Dana Milbank has an article in today's Washington Post titled "Donald Trump, America's Mussolini. Many of us have a problem with such comparisons, but Milbank gives it a good try.
Leaders are nothing without their followers, and that includes Mussolini, who had the blackshirted Arditi, World War I veterans, as his first core following. The Arditi found glory in a war about which that Ernest Hemmingway said, "I had seen nothing sacred, and the things that were glorious had no glory." Mussolini thought the war glorious. The Arditi were rah-rah poor boys in an intensive status conscious society, and they used their participation in the war to prop up their egos, and they were defensive in their hate toward veterans and others who thought the war a waste.

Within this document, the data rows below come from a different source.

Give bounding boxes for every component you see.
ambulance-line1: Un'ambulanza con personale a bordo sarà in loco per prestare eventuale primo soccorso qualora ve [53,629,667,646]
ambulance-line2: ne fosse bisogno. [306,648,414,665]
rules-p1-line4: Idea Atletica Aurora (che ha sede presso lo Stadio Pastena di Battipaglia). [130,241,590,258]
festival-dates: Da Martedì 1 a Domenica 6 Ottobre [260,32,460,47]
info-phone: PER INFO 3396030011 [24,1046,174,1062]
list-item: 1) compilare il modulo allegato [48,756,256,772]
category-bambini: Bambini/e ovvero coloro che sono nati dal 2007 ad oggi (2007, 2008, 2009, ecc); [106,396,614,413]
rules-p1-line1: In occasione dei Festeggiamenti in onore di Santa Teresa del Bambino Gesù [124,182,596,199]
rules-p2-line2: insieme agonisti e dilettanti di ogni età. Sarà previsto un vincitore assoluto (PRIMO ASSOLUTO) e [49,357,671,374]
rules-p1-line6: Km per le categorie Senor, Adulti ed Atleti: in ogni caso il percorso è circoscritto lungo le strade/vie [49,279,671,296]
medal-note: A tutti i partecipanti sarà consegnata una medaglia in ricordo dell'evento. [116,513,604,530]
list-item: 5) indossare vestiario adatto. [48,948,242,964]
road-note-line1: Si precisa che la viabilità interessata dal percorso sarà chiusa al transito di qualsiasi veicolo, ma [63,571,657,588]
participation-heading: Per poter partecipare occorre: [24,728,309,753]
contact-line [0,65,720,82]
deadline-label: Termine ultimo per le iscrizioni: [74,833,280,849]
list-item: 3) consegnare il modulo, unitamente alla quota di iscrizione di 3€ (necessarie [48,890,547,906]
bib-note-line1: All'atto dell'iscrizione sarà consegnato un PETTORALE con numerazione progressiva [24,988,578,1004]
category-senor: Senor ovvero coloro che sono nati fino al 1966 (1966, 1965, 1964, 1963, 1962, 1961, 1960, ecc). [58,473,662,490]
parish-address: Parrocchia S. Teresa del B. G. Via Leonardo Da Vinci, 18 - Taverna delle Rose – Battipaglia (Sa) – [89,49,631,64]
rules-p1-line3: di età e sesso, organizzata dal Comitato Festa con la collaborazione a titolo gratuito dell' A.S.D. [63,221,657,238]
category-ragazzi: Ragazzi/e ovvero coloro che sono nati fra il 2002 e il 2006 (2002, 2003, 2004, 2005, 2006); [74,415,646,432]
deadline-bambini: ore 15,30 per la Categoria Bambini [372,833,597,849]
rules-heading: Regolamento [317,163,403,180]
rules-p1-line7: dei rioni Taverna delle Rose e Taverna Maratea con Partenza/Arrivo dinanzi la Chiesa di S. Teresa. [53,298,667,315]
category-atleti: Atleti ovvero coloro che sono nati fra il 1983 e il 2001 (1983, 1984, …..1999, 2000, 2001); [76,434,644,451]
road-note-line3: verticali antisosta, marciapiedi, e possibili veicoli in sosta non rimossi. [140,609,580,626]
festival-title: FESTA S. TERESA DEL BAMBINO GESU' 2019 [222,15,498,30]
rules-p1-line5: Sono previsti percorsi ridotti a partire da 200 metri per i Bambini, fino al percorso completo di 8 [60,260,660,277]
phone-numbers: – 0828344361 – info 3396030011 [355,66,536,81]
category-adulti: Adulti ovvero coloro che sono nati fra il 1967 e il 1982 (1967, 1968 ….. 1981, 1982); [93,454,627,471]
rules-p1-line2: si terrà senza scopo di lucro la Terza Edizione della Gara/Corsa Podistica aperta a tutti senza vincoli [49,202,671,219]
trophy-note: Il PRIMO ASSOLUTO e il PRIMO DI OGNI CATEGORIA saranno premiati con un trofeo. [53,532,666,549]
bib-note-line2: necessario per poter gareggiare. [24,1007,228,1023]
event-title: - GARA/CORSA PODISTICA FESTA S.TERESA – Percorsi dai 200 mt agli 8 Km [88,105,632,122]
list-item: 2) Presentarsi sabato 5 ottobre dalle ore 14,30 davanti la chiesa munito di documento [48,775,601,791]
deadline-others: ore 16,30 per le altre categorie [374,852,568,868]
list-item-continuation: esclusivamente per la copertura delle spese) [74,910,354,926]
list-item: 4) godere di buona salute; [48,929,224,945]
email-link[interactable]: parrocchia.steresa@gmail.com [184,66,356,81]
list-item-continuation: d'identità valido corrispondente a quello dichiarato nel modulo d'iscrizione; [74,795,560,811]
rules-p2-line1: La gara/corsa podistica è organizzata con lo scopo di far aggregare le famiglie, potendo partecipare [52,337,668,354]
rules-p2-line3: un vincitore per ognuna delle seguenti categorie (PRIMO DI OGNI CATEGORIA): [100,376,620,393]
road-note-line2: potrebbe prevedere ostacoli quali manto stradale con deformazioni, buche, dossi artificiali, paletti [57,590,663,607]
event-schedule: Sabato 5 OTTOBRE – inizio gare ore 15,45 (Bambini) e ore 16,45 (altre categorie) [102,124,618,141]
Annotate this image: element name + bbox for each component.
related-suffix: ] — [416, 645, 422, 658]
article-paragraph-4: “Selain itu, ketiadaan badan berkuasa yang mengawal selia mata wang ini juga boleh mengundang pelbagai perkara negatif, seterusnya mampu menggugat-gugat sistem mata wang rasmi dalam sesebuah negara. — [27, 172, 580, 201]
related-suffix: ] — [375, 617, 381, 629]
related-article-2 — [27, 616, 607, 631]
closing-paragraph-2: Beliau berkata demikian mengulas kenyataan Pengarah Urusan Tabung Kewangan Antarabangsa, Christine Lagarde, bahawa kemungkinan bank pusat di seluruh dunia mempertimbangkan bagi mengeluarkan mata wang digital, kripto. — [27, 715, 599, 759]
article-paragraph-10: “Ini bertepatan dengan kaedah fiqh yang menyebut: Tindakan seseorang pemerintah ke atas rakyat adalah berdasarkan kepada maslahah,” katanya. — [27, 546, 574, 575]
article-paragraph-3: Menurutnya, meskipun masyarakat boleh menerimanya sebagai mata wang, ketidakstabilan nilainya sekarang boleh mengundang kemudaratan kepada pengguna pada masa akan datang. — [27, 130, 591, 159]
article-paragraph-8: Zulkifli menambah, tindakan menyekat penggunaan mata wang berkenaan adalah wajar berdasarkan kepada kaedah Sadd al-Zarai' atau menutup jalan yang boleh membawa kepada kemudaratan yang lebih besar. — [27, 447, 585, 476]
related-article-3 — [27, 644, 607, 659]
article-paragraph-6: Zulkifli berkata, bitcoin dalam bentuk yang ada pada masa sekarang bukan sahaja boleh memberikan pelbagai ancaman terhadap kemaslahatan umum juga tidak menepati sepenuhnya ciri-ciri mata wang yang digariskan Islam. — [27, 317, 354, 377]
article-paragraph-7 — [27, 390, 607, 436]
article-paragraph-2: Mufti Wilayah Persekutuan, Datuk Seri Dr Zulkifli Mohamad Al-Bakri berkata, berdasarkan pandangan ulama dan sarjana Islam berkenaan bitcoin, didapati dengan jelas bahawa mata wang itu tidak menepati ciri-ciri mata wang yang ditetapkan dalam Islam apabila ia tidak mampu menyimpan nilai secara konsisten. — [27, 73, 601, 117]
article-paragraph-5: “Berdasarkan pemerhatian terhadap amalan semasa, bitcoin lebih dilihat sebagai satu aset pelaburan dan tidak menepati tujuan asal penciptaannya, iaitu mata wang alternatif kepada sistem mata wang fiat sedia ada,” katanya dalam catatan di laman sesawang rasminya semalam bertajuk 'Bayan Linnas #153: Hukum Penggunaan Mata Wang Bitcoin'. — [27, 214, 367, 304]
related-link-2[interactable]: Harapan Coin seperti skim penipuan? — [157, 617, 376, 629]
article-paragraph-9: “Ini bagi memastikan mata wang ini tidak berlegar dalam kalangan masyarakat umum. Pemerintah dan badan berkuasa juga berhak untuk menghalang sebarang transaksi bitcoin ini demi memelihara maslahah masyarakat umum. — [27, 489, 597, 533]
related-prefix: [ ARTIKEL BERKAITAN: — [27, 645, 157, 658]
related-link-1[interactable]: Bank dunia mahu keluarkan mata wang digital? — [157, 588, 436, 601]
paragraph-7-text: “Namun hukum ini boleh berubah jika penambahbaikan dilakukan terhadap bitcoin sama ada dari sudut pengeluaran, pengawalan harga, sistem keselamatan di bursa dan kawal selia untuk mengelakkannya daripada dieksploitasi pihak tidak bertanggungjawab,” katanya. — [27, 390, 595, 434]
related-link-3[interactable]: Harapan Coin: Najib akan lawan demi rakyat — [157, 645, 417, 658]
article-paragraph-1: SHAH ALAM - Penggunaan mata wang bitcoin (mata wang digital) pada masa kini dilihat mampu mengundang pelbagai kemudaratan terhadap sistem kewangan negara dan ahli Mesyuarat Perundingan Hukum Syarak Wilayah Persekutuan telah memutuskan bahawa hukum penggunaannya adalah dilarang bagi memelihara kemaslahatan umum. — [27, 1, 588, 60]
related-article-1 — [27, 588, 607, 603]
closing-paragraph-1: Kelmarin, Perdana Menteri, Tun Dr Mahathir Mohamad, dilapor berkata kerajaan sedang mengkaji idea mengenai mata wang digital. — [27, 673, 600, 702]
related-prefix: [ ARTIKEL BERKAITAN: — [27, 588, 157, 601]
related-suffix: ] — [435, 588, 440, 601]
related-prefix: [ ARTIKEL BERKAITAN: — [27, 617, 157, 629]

At one point in Trump's South Carolina rally Monday night, the crowd went into the "USA, USA' chant, saying in effect "go Trump go, hit them hard!" These are not people of a temperament that holds "Let's be careful and do this right." Trump was telling them that he wants to ban all Muslims from entering the United States, and his audience wasn't the kind who would warn him about anti-Muslim that would help Islamic State propaganda.
Mussolini was bombastic, but in some other ways Trump is not Mussolini. Milbank, however, makes some other comparisons:
Trump uses many of the fascist's tools: a contempt for facts, spreading a pervasive sense of fear and overwhelming crisis, portraying his backers as victims, assigning blame to foreign or alien actors and suggesting only his powerful personality can transcend the crisis.
Two weeks ago, Trump said he would consider forcing Muslims in the United States to register in a database, and Milbank reports that the conservative military historian Max Boot responded with the tweet:
Trump is a fascist. And that's not a term I use loosely or often. But he's earned it.
Milbank describes the New York Times finding in Trump the echoes of appeals of some demagogues of the past century: his repetition of "divisive phrases, harsh words and violent imagery." Milbank mentions that a reaction to an anti-Trump column he wrote last week confirmed that Trump is appealing to "the ugliest impulses," that his inbox "filled with anti-Semitic, anti-gay, anti-immigrant, anti-black and, particularly, anti-Muslim invective ("bunch of scum ball Mos-slimes").
In the Media, Trumps followers are being described as generally less educated while guys. Maybe we can add "frustrated" to that. These are followers who try to communicate something, but they aren't good at it. Their invective doesn't win anything and apparently didn't push Milbank an inch toward their position.
Had they been in Italy in the early 1920s they might have supported Mussolini and his fascist movement. But Trump's followers are living in a different place and in a different time. Their impulses are big in the media right now but may not have much of an impact on history.
Mussolini began politics on the far left. When his movement floundered in the early 1920's he considered traveling and living off playing his violin. His last words before executed by a Communist partisan in Italy's far north is reported to have been. "I'm sorry." Trump's followers see Trump as stronger than that – as never apologizing.
Trump will continue to say that he knows and loves Muslims, that some Muslims are great people and that his restrictions are for people who are outside our country, not inside the country. He will describe his ban on Muslims entering the country as applying to those whom we don't know (excluding the King of Jordon or his son now studying in the US) and as a temporary measure. His followers and maybe new followers will see talk of fascism, Hitler and Mussolini as ridiculous.
With more attacks there might be a bandwagon effect. It's likely that a few more terrorists are getting ready to embarrass a Muslim majority with their willingness to martyr themselves by striking back at what they perceive to be Islam's enemy. And when they hit, Trump's followers will be reinforced in their belief in the necessity of doing something that is more effective that what they see being done now.